It is good recall the following asymptotics. $\cos(x^2) = 1 + \mathcal{O}(x^4)$ $\cos(x) = 1 - \dfrac{x^2}{2!}+ \mathcal{O}(x^4)$ $\sin(x^2) = x^2 + \mathcal{O}(x^6)$ $\sin(x) = x + \mathcal{O}(x^3)$
Hence, we get that $\cos(x^2) \cos(x) = \left( 1 + \mathcal{O}(x^4) \right) \left( 1 - \dfrac{x^2}{2!}+ \mathcal{O}(x^4) \right) = 1 - \dfrac{x^2}{2!}+ \mathcal{O}(x^4)$ $\sin(x^2) \sin(x) = \left(x^2 + \mathcal{O}(x^6) \right) \left( x + \mathcal{O}(x^3) \right) = \mathcal{O}(x^3)$
Hence, we get that $\cos(x^2) \cos(x) + \sin(x^2) \sin(x) = 1 - \dfrac{x^2}{2!}+ \mathcal{O}(x^3)$ Hence, $\ln(\cos(x^2) \cos(x) + \sin(x^2) \sin(x)) = \ln \left(1 - x^2/2 + \mathcal{O}(x^3) \right)$
Also, recall that $\ln(1+t) = t + \mathcal{O}(t^2).$
Hence, $\ln \left(1 - x^2/2 + \mathcal{O}(x^3) \right) = -\dfrac{x^2}{2} + \mathcal{O}(x^3)$ Hence, $\dfrac{\sin(x^2)}{\ln(\cos(x^2) \cos(x) + \sin(x^2) \sin(x))} = \dfrac{x^2 + \mathcal{O}(x^{6})}{-x^2/2 + \mathcal{O}(x^3)} = \dfrac{-2 + \mathcal{O}(x^4)}{1 + \mathcal{O}(x)}$
Hence, $\lim_{x \to 0} \dfrac{\sin(x^2)}{\ln(\cos(x^2) \cos(x) + \sin(x^2) \sin(x))} = \lim_{x \to 0} \dfrac{-2 + \mathcal{O}(x^4)}{1 + \mathcal{O}(x)} = \dfrac{\lim_{x \to 0} \left(-2 + \mathcal{O}(x^4) \right)}{\lim_{x \to 0} \left(1 + \mathcal{O}(x) \right)} = -2$
EDIT Below is a slightly different method.
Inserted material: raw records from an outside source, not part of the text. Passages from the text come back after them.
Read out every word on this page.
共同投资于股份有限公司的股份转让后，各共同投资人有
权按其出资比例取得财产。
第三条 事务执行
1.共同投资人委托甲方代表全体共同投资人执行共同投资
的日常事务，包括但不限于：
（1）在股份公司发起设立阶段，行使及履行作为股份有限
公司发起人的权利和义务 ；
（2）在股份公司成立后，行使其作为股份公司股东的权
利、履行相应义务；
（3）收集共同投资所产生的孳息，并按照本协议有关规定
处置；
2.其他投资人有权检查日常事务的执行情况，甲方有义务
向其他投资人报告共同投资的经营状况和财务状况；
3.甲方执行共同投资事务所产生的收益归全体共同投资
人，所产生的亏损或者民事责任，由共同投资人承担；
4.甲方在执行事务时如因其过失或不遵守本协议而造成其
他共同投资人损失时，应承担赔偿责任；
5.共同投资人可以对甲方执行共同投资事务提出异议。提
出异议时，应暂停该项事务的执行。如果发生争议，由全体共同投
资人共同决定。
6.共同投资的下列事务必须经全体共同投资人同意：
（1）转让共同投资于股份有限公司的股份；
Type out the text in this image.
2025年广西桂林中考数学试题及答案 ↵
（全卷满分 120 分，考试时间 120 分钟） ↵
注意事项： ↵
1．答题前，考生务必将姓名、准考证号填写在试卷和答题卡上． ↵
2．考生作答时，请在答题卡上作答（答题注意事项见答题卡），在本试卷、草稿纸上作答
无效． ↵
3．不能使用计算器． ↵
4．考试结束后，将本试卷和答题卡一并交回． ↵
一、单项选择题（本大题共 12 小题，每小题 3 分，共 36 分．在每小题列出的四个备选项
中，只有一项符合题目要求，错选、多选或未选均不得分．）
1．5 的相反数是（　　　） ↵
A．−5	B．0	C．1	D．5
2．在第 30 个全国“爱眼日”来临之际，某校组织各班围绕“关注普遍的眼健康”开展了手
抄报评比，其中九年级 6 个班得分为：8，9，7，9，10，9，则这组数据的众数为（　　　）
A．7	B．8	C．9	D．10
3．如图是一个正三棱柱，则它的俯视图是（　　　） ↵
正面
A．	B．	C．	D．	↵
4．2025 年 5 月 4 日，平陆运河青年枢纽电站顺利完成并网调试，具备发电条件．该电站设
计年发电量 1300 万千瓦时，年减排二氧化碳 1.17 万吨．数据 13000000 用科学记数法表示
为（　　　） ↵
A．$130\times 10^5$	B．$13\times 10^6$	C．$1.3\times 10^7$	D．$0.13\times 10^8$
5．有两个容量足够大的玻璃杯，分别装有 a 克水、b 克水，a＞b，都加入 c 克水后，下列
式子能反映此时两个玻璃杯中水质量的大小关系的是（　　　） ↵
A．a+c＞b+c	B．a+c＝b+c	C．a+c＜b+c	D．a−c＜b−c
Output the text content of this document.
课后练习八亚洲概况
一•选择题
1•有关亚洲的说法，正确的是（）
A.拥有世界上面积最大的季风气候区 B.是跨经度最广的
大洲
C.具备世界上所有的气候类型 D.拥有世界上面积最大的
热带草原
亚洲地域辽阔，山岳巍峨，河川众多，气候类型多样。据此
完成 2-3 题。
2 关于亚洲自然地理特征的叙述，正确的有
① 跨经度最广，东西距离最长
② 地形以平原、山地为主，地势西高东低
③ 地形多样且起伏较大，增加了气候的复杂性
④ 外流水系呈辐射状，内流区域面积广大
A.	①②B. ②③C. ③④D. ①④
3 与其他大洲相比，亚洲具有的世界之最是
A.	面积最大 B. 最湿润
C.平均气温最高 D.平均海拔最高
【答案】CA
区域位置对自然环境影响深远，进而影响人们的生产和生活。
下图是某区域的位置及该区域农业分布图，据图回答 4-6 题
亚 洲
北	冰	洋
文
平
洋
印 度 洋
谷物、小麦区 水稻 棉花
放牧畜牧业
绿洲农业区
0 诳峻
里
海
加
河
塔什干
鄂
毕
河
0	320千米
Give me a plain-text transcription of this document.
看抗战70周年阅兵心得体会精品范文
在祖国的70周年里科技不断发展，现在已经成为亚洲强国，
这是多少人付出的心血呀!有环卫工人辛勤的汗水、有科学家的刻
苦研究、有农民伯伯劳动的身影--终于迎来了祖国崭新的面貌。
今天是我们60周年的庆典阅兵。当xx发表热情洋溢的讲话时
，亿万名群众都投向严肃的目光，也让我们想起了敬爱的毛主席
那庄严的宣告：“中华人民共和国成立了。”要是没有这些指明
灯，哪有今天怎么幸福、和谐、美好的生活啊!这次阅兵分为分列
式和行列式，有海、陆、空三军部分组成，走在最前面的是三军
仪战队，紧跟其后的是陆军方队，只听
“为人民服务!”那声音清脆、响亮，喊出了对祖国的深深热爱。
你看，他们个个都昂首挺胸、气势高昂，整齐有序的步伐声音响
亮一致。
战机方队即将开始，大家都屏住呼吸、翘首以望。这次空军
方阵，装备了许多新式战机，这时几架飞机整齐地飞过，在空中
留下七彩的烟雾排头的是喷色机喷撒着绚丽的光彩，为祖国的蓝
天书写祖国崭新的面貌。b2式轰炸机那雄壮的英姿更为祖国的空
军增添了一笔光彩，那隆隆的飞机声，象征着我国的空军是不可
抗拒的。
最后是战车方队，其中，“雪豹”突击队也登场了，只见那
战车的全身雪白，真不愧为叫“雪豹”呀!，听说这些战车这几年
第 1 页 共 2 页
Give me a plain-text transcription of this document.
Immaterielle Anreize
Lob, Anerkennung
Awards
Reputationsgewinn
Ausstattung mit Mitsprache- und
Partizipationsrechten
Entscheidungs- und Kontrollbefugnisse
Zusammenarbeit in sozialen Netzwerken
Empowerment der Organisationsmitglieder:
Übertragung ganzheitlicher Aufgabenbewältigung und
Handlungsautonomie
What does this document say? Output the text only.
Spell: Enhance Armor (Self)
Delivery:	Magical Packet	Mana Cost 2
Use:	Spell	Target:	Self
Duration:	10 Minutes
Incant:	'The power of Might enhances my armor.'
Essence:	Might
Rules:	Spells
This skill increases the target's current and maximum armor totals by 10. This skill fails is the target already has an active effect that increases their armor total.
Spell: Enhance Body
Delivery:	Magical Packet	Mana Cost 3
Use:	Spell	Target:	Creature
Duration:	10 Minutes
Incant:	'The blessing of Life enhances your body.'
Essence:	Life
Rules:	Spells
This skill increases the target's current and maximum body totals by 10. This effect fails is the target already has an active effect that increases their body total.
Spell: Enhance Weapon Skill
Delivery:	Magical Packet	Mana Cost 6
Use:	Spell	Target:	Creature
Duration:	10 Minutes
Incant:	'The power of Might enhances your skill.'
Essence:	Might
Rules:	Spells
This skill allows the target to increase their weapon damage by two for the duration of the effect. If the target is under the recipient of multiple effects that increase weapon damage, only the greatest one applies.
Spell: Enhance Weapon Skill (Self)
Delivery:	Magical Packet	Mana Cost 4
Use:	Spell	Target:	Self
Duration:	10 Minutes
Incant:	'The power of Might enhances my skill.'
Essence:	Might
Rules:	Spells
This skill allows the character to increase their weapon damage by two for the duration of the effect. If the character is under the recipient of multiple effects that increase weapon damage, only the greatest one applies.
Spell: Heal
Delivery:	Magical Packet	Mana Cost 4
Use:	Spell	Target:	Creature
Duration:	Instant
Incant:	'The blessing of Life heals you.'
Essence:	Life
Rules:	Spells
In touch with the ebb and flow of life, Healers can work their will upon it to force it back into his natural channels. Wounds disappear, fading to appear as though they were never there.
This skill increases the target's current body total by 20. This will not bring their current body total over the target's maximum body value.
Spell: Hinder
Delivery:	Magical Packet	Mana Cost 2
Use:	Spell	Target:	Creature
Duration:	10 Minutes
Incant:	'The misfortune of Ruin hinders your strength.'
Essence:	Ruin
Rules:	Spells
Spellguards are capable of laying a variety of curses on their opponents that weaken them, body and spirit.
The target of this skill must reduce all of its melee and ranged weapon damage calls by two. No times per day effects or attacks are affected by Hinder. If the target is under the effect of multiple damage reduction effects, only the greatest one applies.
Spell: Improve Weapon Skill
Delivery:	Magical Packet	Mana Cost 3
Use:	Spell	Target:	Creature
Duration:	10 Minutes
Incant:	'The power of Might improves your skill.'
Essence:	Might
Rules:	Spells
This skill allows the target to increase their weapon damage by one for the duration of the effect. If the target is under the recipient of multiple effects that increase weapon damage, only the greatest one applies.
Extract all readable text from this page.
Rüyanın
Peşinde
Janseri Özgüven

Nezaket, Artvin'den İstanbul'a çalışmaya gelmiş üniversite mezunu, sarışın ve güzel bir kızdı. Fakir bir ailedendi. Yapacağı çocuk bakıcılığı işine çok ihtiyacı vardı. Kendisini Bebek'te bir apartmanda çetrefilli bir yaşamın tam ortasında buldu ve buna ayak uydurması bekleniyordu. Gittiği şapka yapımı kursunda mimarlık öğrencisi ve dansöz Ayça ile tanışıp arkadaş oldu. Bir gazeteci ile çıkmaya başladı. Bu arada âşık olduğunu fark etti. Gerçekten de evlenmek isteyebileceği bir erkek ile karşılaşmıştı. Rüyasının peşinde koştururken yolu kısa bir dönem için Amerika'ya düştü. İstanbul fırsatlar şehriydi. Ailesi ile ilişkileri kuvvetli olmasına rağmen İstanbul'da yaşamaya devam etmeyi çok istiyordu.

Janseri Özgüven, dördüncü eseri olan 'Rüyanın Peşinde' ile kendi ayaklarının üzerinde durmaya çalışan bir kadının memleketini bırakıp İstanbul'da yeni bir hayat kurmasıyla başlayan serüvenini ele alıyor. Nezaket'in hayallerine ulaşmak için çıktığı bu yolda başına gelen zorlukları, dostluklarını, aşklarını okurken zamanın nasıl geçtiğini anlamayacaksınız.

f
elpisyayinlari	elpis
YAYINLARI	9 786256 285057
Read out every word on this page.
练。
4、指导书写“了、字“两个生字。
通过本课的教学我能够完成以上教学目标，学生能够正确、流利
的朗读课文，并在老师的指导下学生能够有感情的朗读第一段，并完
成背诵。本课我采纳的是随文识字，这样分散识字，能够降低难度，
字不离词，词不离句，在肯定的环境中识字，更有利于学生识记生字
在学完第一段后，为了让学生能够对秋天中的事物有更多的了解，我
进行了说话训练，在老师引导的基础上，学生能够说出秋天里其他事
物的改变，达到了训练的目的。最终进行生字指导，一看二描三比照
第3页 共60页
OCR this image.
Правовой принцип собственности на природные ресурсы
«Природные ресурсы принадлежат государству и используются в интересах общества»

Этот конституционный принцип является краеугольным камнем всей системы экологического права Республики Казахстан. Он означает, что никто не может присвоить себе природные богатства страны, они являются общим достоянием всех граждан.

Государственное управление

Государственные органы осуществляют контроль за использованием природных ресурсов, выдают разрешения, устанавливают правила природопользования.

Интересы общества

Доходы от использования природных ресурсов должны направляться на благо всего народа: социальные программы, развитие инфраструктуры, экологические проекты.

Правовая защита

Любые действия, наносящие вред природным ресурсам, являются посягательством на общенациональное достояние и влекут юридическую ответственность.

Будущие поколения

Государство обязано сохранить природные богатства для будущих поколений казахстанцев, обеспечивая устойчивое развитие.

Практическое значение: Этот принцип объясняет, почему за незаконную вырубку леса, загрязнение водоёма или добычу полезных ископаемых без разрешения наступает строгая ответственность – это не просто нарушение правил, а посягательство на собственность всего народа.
Note that $\cos(x^2) \cos(x) + \sin(x^2) \sin(x) = \cos(x^2 - x)$ We can rewrite $\dfrac{\sin(x^2)}{\ln(\cos(x^2) \cos(x) + \sin(x^2) \sin(x))}$ as $\dfrac{\sin(x^2)}{\ln(\cos(x^2 - x))} = \dfrac{\sin(x^2)}{x^2} \times \dfrac{x^2}{\ln(\cos(x^2 - x))} = \dfrac{\sin(x^2)}{x^2} \times \dfrac{x^2}{\ln(1 - 2\sin^2((x^2 - x)/2))}$ We used the identity that $\cos(\theta) = 1 - 2 \sin^2 \left( \theta/2\right)$. $\dfrac{\sin(x^2)}{\ln(\cos(x^2 - x))} = \dfrac{\sin(x^2)}{x^2} \times \dfrac{-2\sin^2((x^2 - x)/2)}{\ln(1 - 2\sin^2((x^2 - x)/2))} \times \dfrac{x^2}{-2\sin^2((x^2 - x)/2)}$ Now we have $\lim_{x \to 0} \dfrac{\sin(x^2)}{x^2} = 1$ $\lim_{x \to 0} \dfrac{-2\sin^2((x^2 - x)/2)}{\ln(1 - 2\sin^2((x^2 - x)/2))} = 1$ $\lim_{x \to 0}\dfrac{x^2}{-2\sin^2((x^2 - x)/2)} = -2$ Putting these together again gives us $-2$.